When copper bites – by Kip Keen (Mineweb.com – August 19, 2015)


When does push become shove as prices of the commodity continue to fall.

HALIFAX – The spot price of copper continues to fall, dropping below $2.30/lb Tuesday and approaching levels that clearly puts pressure on smaller, higher cost and debt-laden producers. But the ongoing rout also raises red flags for larger producers who will feel the pinch on profits, if not mining operations, if the price falls much further.

To be sure, as the copper price stands, the majors and intermediates do not face an existential threat to their balance sheets, or to most operations, as many still produce with basic cash costs a fair bit lower than $2/lb. Glencore, an important copper producer, reported 2014 cash costs at $1.46/lb.

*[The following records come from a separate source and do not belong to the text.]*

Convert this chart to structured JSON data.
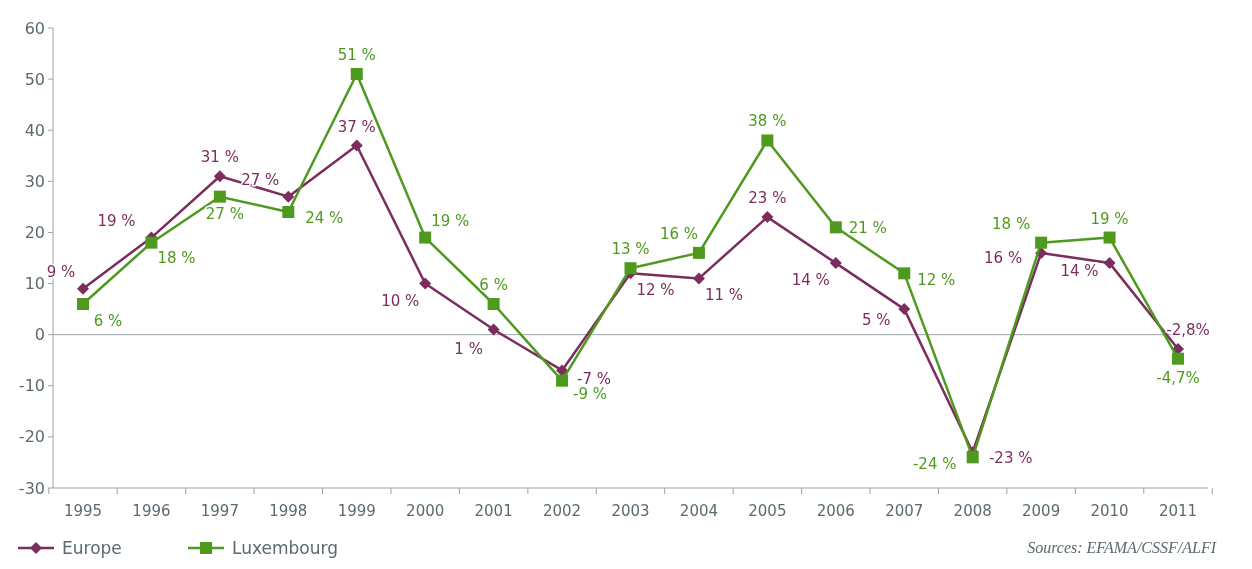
{
  "chart_data": {
    "type": "line",
    "categories": [
      "1995",
      "1996",
      "1997",
      "1998",
      "1999",
      "2000",
      "2001",
      "2002",
      "2003",
      "2004",
      "2005",
      "2006",
      "2007",
      "2008",
      "2009",
      "2010",
      "2011"
    ],
    "series": [
      {
        "name": "Europe",
        "color": "#7b2d5e",
        "marker": "diamond",
        "values": [
          9,
          19,
          31,
          27,
          37,
          10,
          1,
          -7,
          12,
          11,
          23,
          14,
          5,
          -23,
          16,
          14,
          -2.8
        ],
        "value_labels": [
          "9 %",
          "19 %",
          "31 %",
          "27 %",
          "37 %",
          "10 %",
          "1 %",
          "-7 %",
          "12 %",
          "11 %",
          "23 %",
          "14 %",
          "5 %",
          "-23 %",
          "16 %",
          "14 %",
          "-2,8%"
        ]
      },
      {
        "name": "Luxembourg",
        "color": "#4e9a1e",
        "marker": "square",
        "values": [
          6,
          18,
          27,
          24,
          51,
          19,
          6,
          -9,
          13,
          16,
          38,
          21,
          12,
          -24,
          18,
          19,
          -4.7
        ],
        "value_labels": [
          "6 %",
          "18 %",
          "27 %",
          "24 %",
          "51 %",
          "19 %",
          "6 %",
          "-9 %",
          "13 %",
          "16 %",
          "38 %",
          "21 %",
          "12 %",
          "-24 %",
          "18 %",
          "19 %",
          "-4,7%"
        ]
      }
    ],
    "ylim": [
      -30,
      60
    ],
    "yticks": [
      -30,
      -20,
      -10,
      0,
      10,
      20,
      30,
      40,
      50,
      60
    ],
    "ref_lines": [
      {
        "axis": "y",
        "value": 0
      }
    ],
    "grid": false,
    "legend": "bottom left",
    "line_style": "solid",
    "annotations": [
      "Sources: EFAMA/CSSF/ALFI"
    ]
  }
}
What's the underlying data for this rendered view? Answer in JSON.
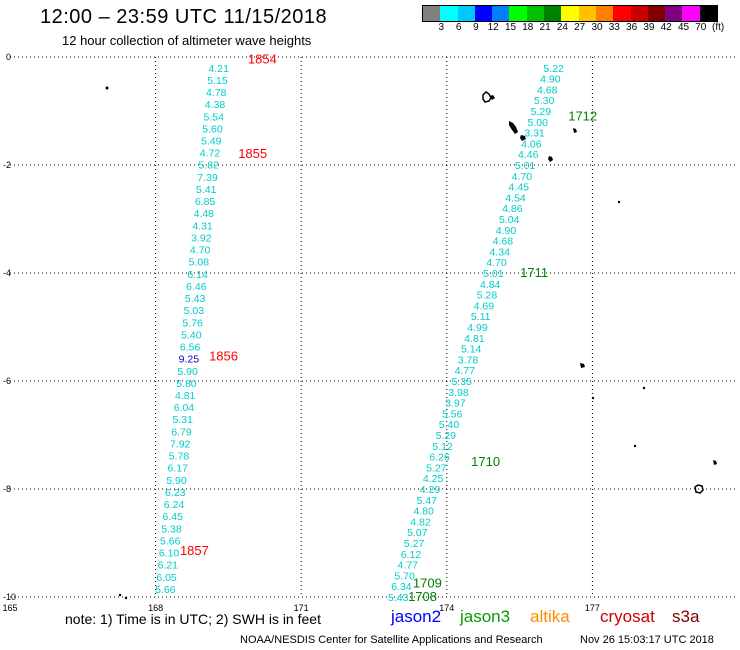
{
  "header": {
    "title": "12:00  –  23:59  UTC  11/15/2018",
    "subtitle": "12 hour collection of altimeter wave heights"
  },
  "legend": {
    "colors": [
      "#808080",
      "#00ffff",
      "#00c8ff",
      "#0000ff",
      "#0080ff",
      "#00ff00",
      "#00c000",
      "#008000",
      "#ffff00",
      "#ffc000",
      "#ff8000",
      "#ff0000",
      "#c80000",
      "#800000",
      "#800080",
      "#ff00ff",
      "#000000"
    ],
    "labels": [
      "3",
      "6",
      "9",
      "12",
      "15",
      "18",
      "21",
      "24",
      "27",
      "30",
      "33",
      "36",
      "39",
      "42",
      "45",
      "70",
      "(ft)"
    ]
  },
  "axes": {
    "x_ticks": [
      {
        "value": 165,
        "label": "165"
      },
      {
        "value": 168,
        "label": "168"
      },
      {
        "value": 171,
        "label": "171"
      },
      {
        "value": 174,
        "label": "174"
      },
      {
        "value": 177,
        "label": "177"
      }
    ],
    "y_ticks": [
      {
        "value": 0,
        "label": "0"
      },
      {
        "value": -2,
        "label": "-2"
      },
      {
        "value": -4,
        "label": "-4"
      },
      {
        "value": -6,
        "label": "-6"
      },
      {
        "value": -8,
        "label": "-8"
      },
      {
        "value": -10,
        "label": "-10"
      }
    ]
  },
  "tracks": [
    {
      "satellite": "cryosat",
      "lon_start": 169.3,
      "lat_start": -0.2,
      "lon_end": 168.2,
      "lat_end": -9.85,
      "values": [
        "4.21",
        "5.15",
        "4.78",
        "4.38",
        "5.54",
        "5.60",
        "5.49",
        "4.72",
        "5.82",
        "7.39",
        "5.41",
        "6.85",
        "4.48",
        "4.31",
        "3.92",
        "4.70",
        "5.08",
        "6.14",
        "6.46",
        "5.43",
        "5.03",
        "5.76",
        "5.40",
        "6.56",
        "9.25",
        "5.90",
        "5.80",
        "4.81",
        "6.04",
        "5.31",
        "6.79",
        "7.92",
        "5.78",
        "6.17",
        "5.90",
        "6.23",
        "6.24",
        "6.45",
        "5.38",
        "5.66",
        "6.10",
        "6.21",
        "6.05",
        "5.66"
      ]
    },
    {
      "satellite": "jason3",
      "lon_start": 176.2,
      "lat_start": -0.2,
      "lon_end": 173.0,
      "lat_end": -10.0,
      "values": [
        "5.22",
        "4.90",
        "4.68",
        "5.30",
        "5.29",
        "5.00",
        "3.31",
        "4.06",
        "4.46",
        "5.01",
        "4.70",
        "4.45",
        "4.54",
        "4.86",
        "5.04",
        "4.90",
        "4.68",
        "4.34",
        "4.70",
        "5.01",
        "4.84",
        "5.28",
        "4.69",
        "5.11",
        "4.99",
        "4.81",
        "5.14",
        "3.78",
        "4.77",
        "5.35",
        "3.98",
        "3.97",
        "5.56",
        "5.40",
        "5.29",
        "5.12",
        "6.26",
        "5.27",
        "4.25",
        "4.29",
        "5.47",
        "4.80",
        "4.82",
        "5.07",
        "5.27",
        "6.12",
        "4.77",
        "5.70",
        "6.34",
        "5.43"
      ]
    }
  ],
  "time_labels": [
    {
      "text": "1854",
      "lon": 170.2,
      "lat": -0.05,
      "color": "#ff0000"
    },
    {
      "text": "1855",
      "lon": 170.0,
      "lat": -1.8,
      "color": "#ff0000"
    },
    {
      "text": "1856",
      "lon": 169.4,
      "lat": -5.55,
      "color": "#ff0000"
    },
    {
      "text": "1857",
      "lon": 168.8,
      "lat": -9.15,
      "color": "#ff0000"
    },
    {
      "text": "1712",
      "lon": 176.8,
      "lat": -1.1,
      "color": "#008000"
    },
    {
      "text": "1711",
      "lon": 175.8,
      "lat": -4.0,
      "color": "#008000"
    },
    {
      "text": "1710",
      "lon": 174.8,
      "lat": -7.5,
      "color": "#008000"
    },
    {
      "text": "1709",
      "lon": 173.6,
      "lat": -9.75,
      "color": "#008000"
    },
    {
      "text": "1708",
      "lon": 173.5,
      "lat": -10.0,
      "color": "#008000"
    }
  ],
  "footer": {
    "note": "note:  1) Time is in UTC;  2) SWH is in feet",
    "satellites": [
      {
        "name": "jason2",
        "color": "#0000ff"
      },
      {
        "name": "jason3",
        "color": "#00a000"
      },
      {
        "name": "altika",
        "color": "#ff8c00"
      },
      {
        "name": "cryosat",
        "color": "#cc0000"
      },
      {
        "name": "s3a",
        "color": "#800000"
      }
    ],
    "credit": "NOAA/NESDIS Center for Satellite Applications and Research",
    "timestamp": "Nov 26 15:03:17 UTC 2018"
  },
  "colors": {
    "value_default": "#00cccc",
    "value_high": "#0000cc",
    "grid": "#000000"
  }
}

Freeport McMoRan Copper & Gold, one of the more leveraged major copper producers, last reported cash costs of $1.85/lb, for example. And like other miners with operations outside the U.S., they benefit from the strengthening of the dollar, weakening ex-U.S. currencies and, as the case may be, cheaper energy prices.

But there is no escaping the fact dramatically falling prices tarnish copper as a profit center. And even if it isn’t a bad money loser for the majors and intermediates it will put pressure on balance sheets. Indeed, producers such as Teck have already made dividend cuts, in its case by as much as two-thirds. And barring an improvement in other bulk and base metal prices, it seems likely that more such dividend cuts will come, or at least be seriously considered, as profits continue to wane at lower copper prices.

Low copper prices – where they are now and lower – alongside stagnant bulks ratchets up the pressure on others, including BHP and Rio Tinto to cut payouts. So far they remain adamant about maintaining or increasing payouts, despite withering free cash flow.

And if $2.30/lb copper is yet to become an excruciating pressure point for the major copper miners it does inch closer to levels that would raise red flags. BMO analyst Jessica Fung notes in an email that the current situation isn’t dire but suggests much lower prices could pose problems, especially for miners with higher debt burdens.